Ради усмирения страстей (Энгландер) - страница 42

– Чтобы я не буйствовал.

– И помогают?

– Ни разу не помогли.


Владелица кошерной пиццерии – из общины Охев-Шалом. По доброте своей она открыла Марти счет. Она знает: в конце концов Робин заплатит. Не было случая, чтобы не заплатила.

Марти и Человек без имени сидят за столиком на четверых. Марти – в строгом костюме и черной ермолке, на Человеке без имени – ермолка Сэмми, его имя вывязано по краю одноклассницей. Человек без имени, хоть и чистый, все равно бомж бомжом. Посетители глазеют на него не стесняясь.

Марти и Человек без имени заказали гигантскую пиццу. Банки черемуховой газировки от «Доктора Брауна»[35] пустеют одна за другой.

Человек без имени – благодарный слушатель, охотно слушал его в палате, слушает и теперь. Никогда у Марти не было собеседника с похожим прошлым, с похожими проблемами. Он никогда не открывал душу никому за пределами больницы, только там позволял себе искренность. А теперь вот сидит и на людях рассказывает Человеку без имени о своем первом приступе, словно речь идет о первой любви.

– Ничего лишнего в организме в это время нет. Ни ингибиторов, ни лекарств. И все происходит мгновенно. Реакция прячется где-то в твоем организме, накапливается со временем, живет своей жизнью и ждет своего часа. Для меня все началось с синестезии. Иду я по улице в солнечный день. Лето. И я вижу траву. Она зеленая. И я вдыхаю запах травы, зеленый запах. Я ощущаю его, слышу его, и все-все во мне стало зеленое, как трава. И длилось это минуту, а может, секунду, а может, час. Но я понял, на что я способен. Что могу совершить. Так бывает, когда просыпаешься во сне и понимаешь, что это сон, и пока он не кончился, ты можешь летать и трахать незнакомок или обернуться астронавтом или волком. Но я был спокоен, отлично себя чувствовал и думал об умершей маме. Я так ее любил, так тосковал по ней. Поэтому я воспользовался такой возможностью. И она была там как наяву – я мог говорить с ней, дотронуться до нее и вспоминать ее, пока шел рядом. Она была молодой и в то же время старой. Прямо чудо какое-то. И это чудо продолжалось день и ночь, и еще один день. И тогда я с мамой пришел домой. Я был так счастлив, вне себя от радости, и притом так спокоен, и хотел, чтобы Робин это видела. Чтобы она меня поняла, хотел поделиться с ней этим всеохватным, полным, подлинным чудом.

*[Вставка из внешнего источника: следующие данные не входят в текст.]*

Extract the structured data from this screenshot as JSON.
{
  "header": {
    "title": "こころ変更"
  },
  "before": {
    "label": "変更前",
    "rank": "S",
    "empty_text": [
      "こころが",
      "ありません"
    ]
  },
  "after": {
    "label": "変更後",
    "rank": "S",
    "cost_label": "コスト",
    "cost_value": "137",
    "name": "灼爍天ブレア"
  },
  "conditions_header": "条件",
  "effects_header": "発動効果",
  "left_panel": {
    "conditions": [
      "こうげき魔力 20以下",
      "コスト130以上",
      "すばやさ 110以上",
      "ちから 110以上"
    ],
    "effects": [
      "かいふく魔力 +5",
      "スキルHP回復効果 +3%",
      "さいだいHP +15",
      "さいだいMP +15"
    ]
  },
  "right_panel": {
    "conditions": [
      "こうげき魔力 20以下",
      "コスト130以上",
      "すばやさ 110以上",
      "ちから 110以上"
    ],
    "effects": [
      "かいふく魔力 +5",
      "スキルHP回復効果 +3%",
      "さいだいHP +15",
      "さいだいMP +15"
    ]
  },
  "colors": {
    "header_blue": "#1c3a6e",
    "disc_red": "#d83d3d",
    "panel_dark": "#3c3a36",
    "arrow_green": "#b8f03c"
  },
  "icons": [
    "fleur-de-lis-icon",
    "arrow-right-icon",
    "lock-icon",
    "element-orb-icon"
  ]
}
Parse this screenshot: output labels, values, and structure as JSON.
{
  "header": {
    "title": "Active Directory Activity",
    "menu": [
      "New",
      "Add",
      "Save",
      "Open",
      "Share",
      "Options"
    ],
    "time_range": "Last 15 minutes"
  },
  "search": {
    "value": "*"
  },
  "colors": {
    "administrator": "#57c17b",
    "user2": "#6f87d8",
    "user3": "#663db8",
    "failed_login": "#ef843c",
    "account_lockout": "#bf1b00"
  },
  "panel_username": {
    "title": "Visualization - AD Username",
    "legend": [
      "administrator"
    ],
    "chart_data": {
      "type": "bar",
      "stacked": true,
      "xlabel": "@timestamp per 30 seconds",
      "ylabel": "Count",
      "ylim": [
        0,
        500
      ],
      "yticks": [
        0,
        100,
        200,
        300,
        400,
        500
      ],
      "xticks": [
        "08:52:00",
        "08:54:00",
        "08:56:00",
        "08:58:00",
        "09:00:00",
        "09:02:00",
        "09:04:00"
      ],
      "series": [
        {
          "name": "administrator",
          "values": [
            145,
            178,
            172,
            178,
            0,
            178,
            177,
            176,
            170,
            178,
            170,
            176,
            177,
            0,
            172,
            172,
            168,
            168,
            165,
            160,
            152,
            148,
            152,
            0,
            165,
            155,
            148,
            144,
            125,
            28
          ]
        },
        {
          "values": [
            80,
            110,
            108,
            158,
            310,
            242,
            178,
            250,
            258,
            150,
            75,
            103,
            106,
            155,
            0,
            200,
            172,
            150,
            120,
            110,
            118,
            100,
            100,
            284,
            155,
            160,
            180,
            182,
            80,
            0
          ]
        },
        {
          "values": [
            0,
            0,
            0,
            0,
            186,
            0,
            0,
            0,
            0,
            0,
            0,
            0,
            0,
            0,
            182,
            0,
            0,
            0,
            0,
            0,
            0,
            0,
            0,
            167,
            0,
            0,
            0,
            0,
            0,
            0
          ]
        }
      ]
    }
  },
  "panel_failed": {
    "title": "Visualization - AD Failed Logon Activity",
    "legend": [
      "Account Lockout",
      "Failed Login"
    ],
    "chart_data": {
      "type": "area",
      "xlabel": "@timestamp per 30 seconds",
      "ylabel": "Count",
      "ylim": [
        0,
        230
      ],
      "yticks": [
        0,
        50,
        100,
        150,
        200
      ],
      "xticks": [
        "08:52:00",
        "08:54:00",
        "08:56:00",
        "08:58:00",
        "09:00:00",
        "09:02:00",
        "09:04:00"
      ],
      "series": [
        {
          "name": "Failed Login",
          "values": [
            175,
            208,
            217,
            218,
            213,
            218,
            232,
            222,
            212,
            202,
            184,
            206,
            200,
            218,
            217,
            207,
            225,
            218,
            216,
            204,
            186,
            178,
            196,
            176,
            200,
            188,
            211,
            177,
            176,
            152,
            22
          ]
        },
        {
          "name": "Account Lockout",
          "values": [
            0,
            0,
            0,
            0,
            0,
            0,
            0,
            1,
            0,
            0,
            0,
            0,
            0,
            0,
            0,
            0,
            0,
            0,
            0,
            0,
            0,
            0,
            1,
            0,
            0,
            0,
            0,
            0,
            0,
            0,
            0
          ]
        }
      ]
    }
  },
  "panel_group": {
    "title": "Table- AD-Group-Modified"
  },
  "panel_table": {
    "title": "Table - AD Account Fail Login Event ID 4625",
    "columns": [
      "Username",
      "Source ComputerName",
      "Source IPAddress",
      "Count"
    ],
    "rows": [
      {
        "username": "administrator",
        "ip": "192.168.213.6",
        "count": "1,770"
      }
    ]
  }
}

– А она не поняла, – предполагает Человек без имени.

– Естественно. Я ей даже объяснить не успел. Вышла полная ерунда. Только я вышел из-за угла, она подскочила и давай тянуть меня в дом. Плачет, кричит: где меня носило, где мои ботинки, и как я умудрился порезать ногу, и какого черта я ухмыляюсь? Ну как можно кричать перед лицом такого чуда? А она все не унимается. Дети, еще маленькие, испугались. Ну а меня – в больницу. Прямо сразу. И я утратил ее в конце концов. Эту способность. Не успел даже попрощаться. А я хотел, отчаянно хотел. А тут был случай сделать это как полагается, но никто не понял. А я мог и хотел. И пытался, в машине. Я цеплялся за эту всеобъемлющую реальность, пытался вернуться туда. – Марти наклоняется, берет Человека без имени за локоть. – Я никогда не сознавался ни в чем. Знал – как не знать, – что это надо отрицать. Но то ощущение, последние минуты рядом с мамой, они для меня так же реальны, как день свадьбы. Даже еще более реальны, потому что это было лучше, чем реальность. Удивительней и восхитительней всего, что со мной происходило, до и после. И знаешь, порой очень хочется вернуться туда еще раз. Забросить лекарства и посмотреть, где я окажусь. А теперь скажи мне, как можно было объяснить это Робин?